All this rain this week afforded a little time on the garage project.

Roof structure is 2x12x24 @ 12" centers and 3/4" t&g plywood.

The base sheet is down so she's fairly waterproof and we'll torch down the rest latter. The garage and entry doors are going in so stucco work is probably coming next.

We'll partition down the center, run a couple outlets and get them rented.


----------



## superseal (Feb 4, 2009)

Preparing the schedule for winter work and bossman has got the itch to start some more garage work :thumbup:

Another garage that's well over 100 years old is coming down to make room for another. 

Looks like another early version of a modern pole barn...we'll be ripping it down, expanding the footprint and constructing with CMU's.

No real set schedule here...great filler job!


----------



## hdavis (Feb 14, 2012)

Taking it down with an excavator?


----------



## superseal (Feb 4, 2009)

hdavis said:


> Taking it down with an excavator?


Probably pull it down with the new loader :thumbup:


----------



## superseal (Feb 4, 2009)

New loader made quick work of ripping this old garage down to make room for some new units...Now if we can just get the new ones up before the building inspector notices, we'll be in good shape :whistling


----------



## superseal (Feb 4, 2009)

Same old story year after year, bossman gets the itch to clean up the old place and rounds up the troops to get'r done. 

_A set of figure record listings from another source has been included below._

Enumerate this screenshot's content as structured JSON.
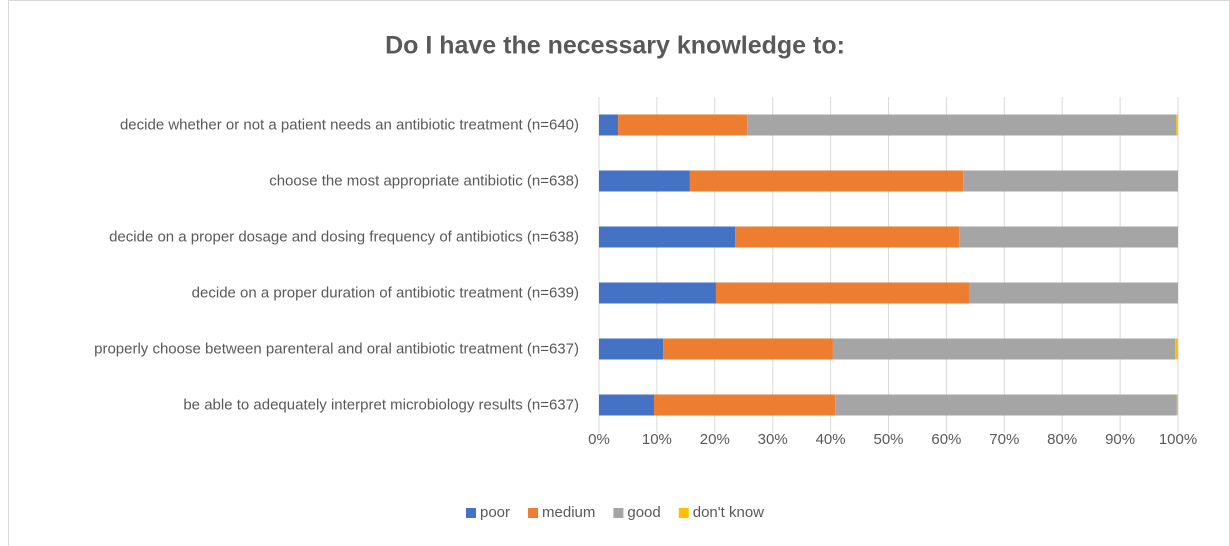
{
  "chart_data": {
    "type": "stacked_bar_horizontal",
    "title": "Do I have the necessary knowledge to:",
    "categories": [
      "decide whether or not a patient needs an antibiotic treatment (n=640)",
      "choose the most appropriate antibiotic (n=638)",
      "decide on a proper dosage and dosing frequency of antibiotics (n=638)",
      "decide on a proper duration of antibiotic treatment (n=639)",
      "properly choose between parenteral and oral antibiotic treatment (n=637)",
      "be able to adequately interpret microbiology results (n=637)"
    ],
    "series": [
      {
        "name": "poor",
        "color": "#4472c4",
        "values": [
          3.3,
          15.7,
          23.5,
          20.2,
          11.1,
          9.5
        ]
      },
      {
        "name": "medium",
        "color": "#ed7d31",
        "values": [
          22.3,
          47.2,
          38.7,
          43.7,
          29.3,
          31.3
        ]
      },
      {
        "name": "good",
        "color": "#a5a5a5",
        "values": [
          74.1,
          37.1,
          37.8,
          36.1,
          59.1,
          59.0
        ]
      },
      {
        "name": "don't know",
        "color": "#ffc000",
        "values": [
          0.3,
          0,
          0,
          0,
          0.5,
          0.2
        ]
      }
    ],
    "xlim": [
      0,
      100
    ],
    "xticks": [
      {
        "value": 0,
        "label": "0%"
      },
      {
        "value": 10,
        "label": "10%"
      },
      {
        "value": 20,
        "label": "20%"
      },
      {
        "value": 30,
        "label": "30%"
      },
      {
        "value": 40,
        "label": "40%"
      },
      {
        "value": 50,
        "label": "50%"
      },
      {
        "value": 60,
        "label": "60%"
      },
      {
        "value": 70,
        "label": "70%"
      },
      {
        "value": 80,
        "label": "80%"
      },
      {
        "value": 90,
        "label": "90%"
      },
      {
        "value": 100,
        "label": "100%"
      }
    ],
    "grid": true,
    "legend": "bottom"
  }
}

It seems we all have the ambition late in the season to offer a helping hand, then winter sets in and we all get lazy.

No matter, Spring has sprung finally so we're chipping in once again to give back to a fella who gives us a lot throughout the year...good prices, good food and good camaraderie.

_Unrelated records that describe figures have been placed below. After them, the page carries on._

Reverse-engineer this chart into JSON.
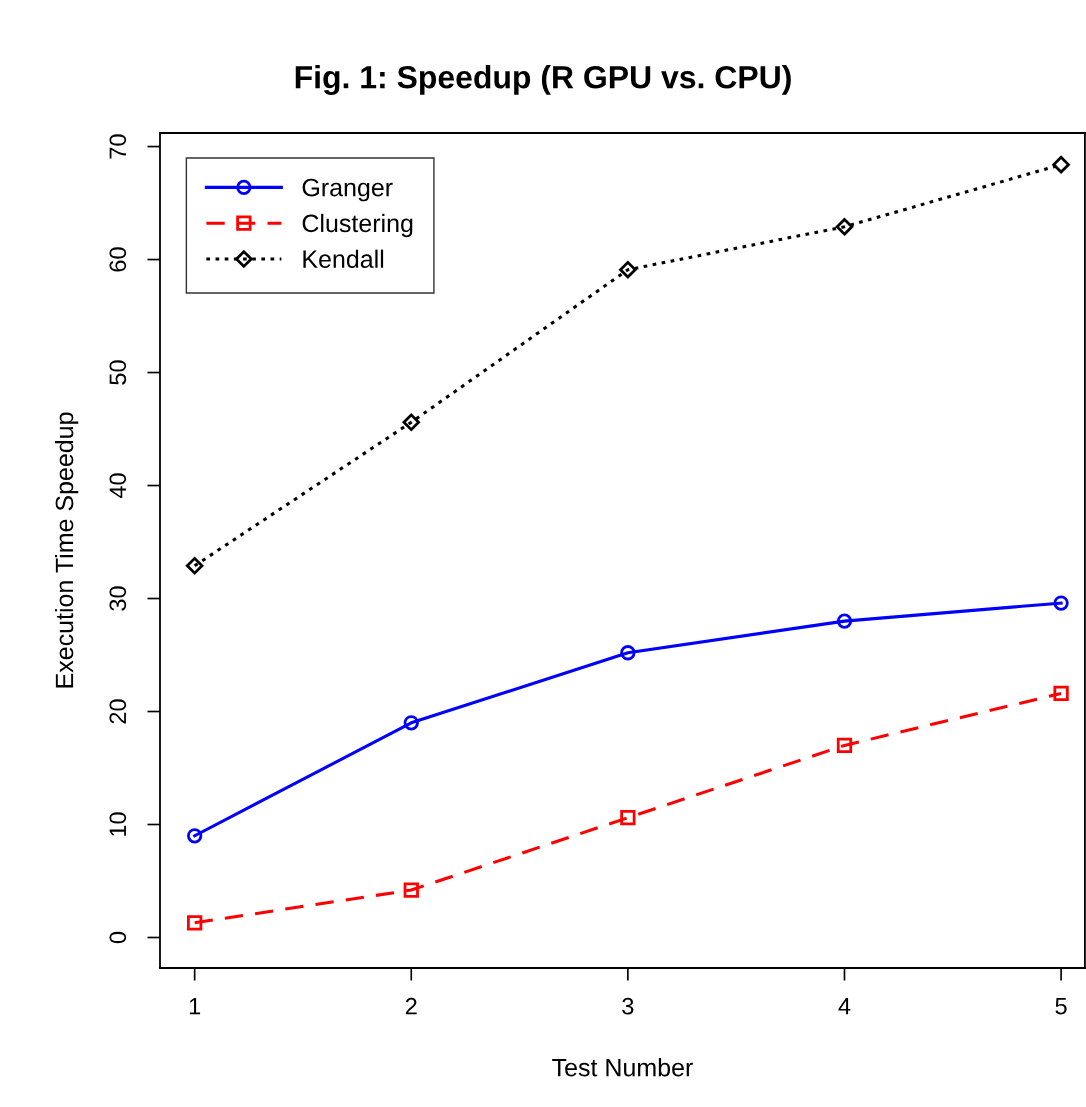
{
  "chart_data": {
    "type": "line",
    "title": "Fig. 1: Speedup (R GPU vs. CPU)",
    "xlabel": "Test Number",
    "ylabel": "Execution Time Speedup",
    "x": [
      1,
      2,
      3,
      4,
      5
    ],
    "series": [
      {
        "name": "Granger",
        "color": "#0000ff",
        "values": [
          9.0,
          19.0,
          25.2,
          28.0,
          29.6
        ],
        "marker": "circle",
        "line_style": "solid"
      },
      {
        "name": "Clustering",
        "color": "#ff0000",
        "values": [
          1.3,
          4.2,
          10.6,
          17.0,
          21.6
        ],
        "marker": "square",
        "line_style": "dashed"
      },
      {
        "name": "Kendall",
        "color": "#000000",
        "values": [
          32.9,
          45.6,
          59.1,
          62.9,
          68.4
        ],
        "marker": "diamond",
        "line_style": "dotted"
      }
    ],
    "xlim": [
      0.84,
      5.11
    ],
    "ylim": [
      -2.7,
      71.2
    ],
    "xticks": [
      1,
      2,
      3,
      4,
      5
    ],
    "yticks": [
      0,
      10,
      20,
      30,
      40,
      50,
      60,
      70
    ],
    "grid": false,
    "legend": "top left"
  }
}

What are good friends for anyway :thumbup:


----------



## superseal (Feb 4, 2009)

So the old garage was a bit obtuse...the new one we squared off to gain more space = more rent...One of the trucks came in with some extra pump mix so we banged out an apron and small set of steps while there.

Art was working on re-installing the old garage door since it's not in bad shape and Nick, Louie and myself placed the mud.

Bossman wants all the different colors of stucco he carries at the yard to be on display on the walls so we cut up panels and will grant his wish. 

No matter, after he sees it looking rather ridiculous, he'll probably say paint it all grey :laughing:


----------